The price of the trip usually includes 2 excursions and you can disembark and walk freely on yourself to all destinations (except Santorini, where you need boat tickets). You can also book additional excursions, including themed trips, tastings, culinary experiences and more.
Celestyal Cruises ships depart from the port of Lavrion, near Athens, but for some voyages you can board from other ports, such as Thessaloniki and Kusadasi.
During the 2022 season, Celestyal Cruises ships follow strict health protocol. Boarding is only allowed after presenting a vaccination certificate for Covid-19, plus an antigen test for Covid-19 made 24 hours before the trip. Wearing masks in indoor common areas is mandatory, except for seating in bars and restaurants. If your cruise also includes a destination outside the EU, e. g. Kusadasi, you also need a passport valid for at least 6 months.
How to organise a cruise in the Aegean Sea: booking, logistics and other organisational stuff
If you decide to travel with Celestyal Cruises, you can buy the desired package directly from their website. There you will find all the dates, routes, prices and everything you need as information.
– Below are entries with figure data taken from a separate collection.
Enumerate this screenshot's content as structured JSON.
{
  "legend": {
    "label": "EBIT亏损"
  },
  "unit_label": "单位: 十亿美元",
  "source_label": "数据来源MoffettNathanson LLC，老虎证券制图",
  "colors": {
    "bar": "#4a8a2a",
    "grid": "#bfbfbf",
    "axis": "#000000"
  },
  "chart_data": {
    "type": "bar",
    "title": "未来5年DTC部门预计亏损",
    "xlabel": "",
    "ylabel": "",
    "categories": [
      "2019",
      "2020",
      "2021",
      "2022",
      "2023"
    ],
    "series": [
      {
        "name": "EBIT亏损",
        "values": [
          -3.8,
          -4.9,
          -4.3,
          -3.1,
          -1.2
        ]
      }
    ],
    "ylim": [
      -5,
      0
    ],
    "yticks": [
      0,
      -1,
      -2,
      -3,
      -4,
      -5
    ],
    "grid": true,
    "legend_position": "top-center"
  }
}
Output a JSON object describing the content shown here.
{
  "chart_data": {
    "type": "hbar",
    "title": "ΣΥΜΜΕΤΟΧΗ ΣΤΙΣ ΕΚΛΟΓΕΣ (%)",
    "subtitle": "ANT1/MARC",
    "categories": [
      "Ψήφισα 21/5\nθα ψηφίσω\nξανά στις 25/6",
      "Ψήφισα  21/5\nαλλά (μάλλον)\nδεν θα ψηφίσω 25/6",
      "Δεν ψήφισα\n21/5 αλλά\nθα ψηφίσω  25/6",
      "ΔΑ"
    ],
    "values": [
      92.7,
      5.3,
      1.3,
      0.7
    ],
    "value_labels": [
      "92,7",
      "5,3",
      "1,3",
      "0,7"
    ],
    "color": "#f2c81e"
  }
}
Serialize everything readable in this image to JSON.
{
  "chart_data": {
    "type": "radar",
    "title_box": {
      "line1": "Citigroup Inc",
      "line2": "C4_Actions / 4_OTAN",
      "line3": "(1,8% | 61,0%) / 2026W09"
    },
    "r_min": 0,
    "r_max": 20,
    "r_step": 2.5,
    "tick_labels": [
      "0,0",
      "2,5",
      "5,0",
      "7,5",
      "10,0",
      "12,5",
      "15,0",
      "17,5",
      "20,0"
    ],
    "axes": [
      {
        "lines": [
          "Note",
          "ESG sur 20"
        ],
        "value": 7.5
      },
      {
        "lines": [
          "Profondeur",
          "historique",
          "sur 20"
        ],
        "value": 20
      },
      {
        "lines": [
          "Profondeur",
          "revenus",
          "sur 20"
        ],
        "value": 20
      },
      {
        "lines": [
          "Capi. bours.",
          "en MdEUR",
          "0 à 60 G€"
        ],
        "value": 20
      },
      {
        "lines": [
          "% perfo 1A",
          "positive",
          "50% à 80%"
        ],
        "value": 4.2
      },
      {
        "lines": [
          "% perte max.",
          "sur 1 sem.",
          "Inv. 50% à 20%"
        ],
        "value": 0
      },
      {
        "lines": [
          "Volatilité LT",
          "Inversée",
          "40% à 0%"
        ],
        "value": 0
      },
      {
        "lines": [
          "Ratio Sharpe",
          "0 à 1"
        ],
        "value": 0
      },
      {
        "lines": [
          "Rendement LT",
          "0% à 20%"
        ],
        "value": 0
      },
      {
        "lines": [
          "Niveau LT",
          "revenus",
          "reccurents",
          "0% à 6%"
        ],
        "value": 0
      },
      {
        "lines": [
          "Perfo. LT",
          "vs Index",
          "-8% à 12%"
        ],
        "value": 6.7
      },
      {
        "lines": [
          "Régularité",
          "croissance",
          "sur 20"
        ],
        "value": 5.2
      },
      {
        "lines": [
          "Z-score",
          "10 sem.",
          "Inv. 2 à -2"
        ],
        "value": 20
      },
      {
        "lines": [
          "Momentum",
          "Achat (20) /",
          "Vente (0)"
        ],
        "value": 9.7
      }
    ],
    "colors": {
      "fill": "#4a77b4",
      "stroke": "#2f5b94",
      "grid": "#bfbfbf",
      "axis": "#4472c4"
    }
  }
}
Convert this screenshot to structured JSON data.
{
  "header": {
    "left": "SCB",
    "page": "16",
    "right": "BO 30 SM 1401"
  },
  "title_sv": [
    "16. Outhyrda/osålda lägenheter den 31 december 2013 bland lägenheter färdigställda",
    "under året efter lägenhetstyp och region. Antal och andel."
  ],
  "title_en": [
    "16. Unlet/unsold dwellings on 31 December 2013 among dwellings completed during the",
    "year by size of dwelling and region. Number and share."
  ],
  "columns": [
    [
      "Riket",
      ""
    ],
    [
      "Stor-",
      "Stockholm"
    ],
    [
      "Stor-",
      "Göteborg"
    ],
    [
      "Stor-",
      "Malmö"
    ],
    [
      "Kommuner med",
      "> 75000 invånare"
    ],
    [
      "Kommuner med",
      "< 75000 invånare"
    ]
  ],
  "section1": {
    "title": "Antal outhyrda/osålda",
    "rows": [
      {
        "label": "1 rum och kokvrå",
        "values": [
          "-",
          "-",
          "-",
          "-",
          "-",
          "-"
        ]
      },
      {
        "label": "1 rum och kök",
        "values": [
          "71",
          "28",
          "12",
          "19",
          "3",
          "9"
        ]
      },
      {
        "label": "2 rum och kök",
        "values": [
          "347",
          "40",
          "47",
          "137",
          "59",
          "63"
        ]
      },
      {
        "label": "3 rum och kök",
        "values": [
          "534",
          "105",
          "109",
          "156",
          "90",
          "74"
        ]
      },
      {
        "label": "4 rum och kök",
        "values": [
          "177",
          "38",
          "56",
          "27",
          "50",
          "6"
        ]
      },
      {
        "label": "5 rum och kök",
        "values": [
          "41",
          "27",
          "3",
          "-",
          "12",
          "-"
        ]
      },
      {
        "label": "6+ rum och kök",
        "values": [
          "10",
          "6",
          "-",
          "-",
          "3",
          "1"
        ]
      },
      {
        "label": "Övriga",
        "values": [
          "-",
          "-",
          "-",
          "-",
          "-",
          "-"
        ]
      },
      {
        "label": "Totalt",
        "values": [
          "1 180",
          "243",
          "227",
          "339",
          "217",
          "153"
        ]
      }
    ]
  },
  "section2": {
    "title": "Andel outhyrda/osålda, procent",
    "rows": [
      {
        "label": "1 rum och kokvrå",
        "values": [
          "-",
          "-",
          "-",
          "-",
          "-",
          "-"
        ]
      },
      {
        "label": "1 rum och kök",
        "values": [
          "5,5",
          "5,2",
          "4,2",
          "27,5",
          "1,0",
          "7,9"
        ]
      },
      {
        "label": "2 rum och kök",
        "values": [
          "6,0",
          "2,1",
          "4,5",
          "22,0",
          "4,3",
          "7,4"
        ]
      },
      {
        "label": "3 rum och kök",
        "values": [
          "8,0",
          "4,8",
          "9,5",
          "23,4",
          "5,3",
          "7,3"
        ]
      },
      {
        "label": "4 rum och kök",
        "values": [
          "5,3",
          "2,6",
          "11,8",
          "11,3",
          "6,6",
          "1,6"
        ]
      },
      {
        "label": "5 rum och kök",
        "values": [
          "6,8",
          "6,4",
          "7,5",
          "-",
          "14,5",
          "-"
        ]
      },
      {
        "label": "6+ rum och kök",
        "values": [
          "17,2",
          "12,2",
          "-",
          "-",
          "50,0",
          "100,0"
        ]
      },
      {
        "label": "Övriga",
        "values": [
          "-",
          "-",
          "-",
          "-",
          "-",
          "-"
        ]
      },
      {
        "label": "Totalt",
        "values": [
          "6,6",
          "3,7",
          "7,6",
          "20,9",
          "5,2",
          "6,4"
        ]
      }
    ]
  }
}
We flew to Athens with Aegean Airlines, which we were very pleased with. You can also find flight, hotel and cruise packages at a pretty good price from the travel agencies that work with Celestyal Cruises, so ask your agent. If you prefer doing it on your own, just book the cruise from the website, plane with your favourite airline and hotel with Booking.
The company also offers a cruise package + several nights in Athens + transport to and from the hotel, which you can also consider as an option.
Instead of a finale
If you have read this far, then you must be very enthusiastic about going on a cruise. And we can only congratulate you because the experience in the Aegean Sea with Celestyal Cruises is well worth the time, energy and money. Very rarely have we felt so cared for and happy with the good time spent, as onboard Olympia.